Published online by Cambridge University Press: 10 January 2011
Abstract
Considerable data from Pavlovian conditioning indicate that events that are associatively signaled by discrete cues are not as effectively processed as they otherwise would be. Extrapolating from early evidence of this phenomenon, especially so-called conditioned diminution of the unconditioned response (CDUR), Wagner (1976, 1979) suggested that a similar effect might be responsible for long-term habituation, as stimuli come to be “expected” in the context in which they have been exposed. In this paper we will reflect upon this reasoning in the light of more recent evidence from our laboratory and elsewhere. One major complication is that extended contexts (as well as discrete cues) can control response-potentiating, conditioned-emotional tendencies, in addition to the presumed decremental effects. Experiments that separate these effects will be exemplified, and one theoretical approach, through the models SOP and AESOP (Wagner, 1981; Wagner & Brandon, 1989) will be illustrated, with some implications for our further understanding of habituation.

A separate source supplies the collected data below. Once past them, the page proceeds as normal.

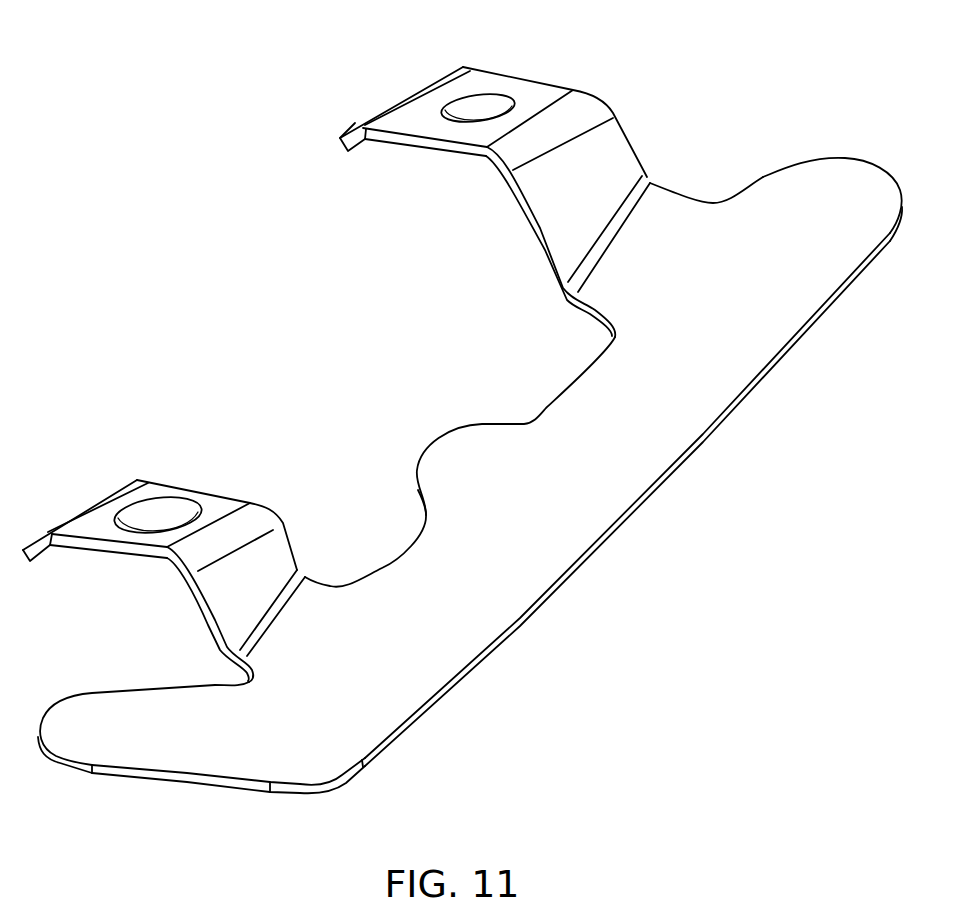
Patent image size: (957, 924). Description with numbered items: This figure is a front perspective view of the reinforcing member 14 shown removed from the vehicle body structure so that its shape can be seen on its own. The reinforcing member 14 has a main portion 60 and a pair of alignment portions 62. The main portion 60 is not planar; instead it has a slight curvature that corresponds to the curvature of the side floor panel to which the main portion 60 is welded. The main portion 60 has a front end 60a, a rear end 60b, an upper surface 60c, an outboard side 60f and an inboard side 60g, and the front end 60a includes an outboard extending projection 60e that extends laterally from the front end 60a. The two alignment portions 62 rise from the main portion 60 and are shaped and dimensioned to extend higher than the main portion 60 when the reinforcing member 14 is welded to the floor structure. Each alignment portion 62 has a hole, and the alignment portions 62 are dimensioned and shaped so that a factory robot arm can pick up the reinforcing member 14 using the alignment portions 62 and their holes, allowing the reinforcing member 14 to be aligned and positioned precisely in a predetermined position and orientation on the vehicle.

The reinforcing member 14 is at (201, 281).
The main portion 60 is at (402, 101).
The alignment portions 62 is at (528, 93).
The front end 60a is at (197, 738).
The rear end 60b is at (840, 195).
The upper surface 60c is at (723, 260).
The outboard extending projection 60e is at (82, 722).
The outboard side 60f is at (453, 453).
The inboard side 60g is at (655, 490).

In the late 1970s, Wagner (1976; 1979) presented some views about associative learning that were centered upon the notion that events that are already represented, or “primed” in active memory, are not as effectively processed as they otherwise would be. One of several forms of evidence for this supposition was the so-called conditioned diminution of the UR, a phenomenon originally reported by Kimble and Ost (1961), in the context of human eyeblink conditioning.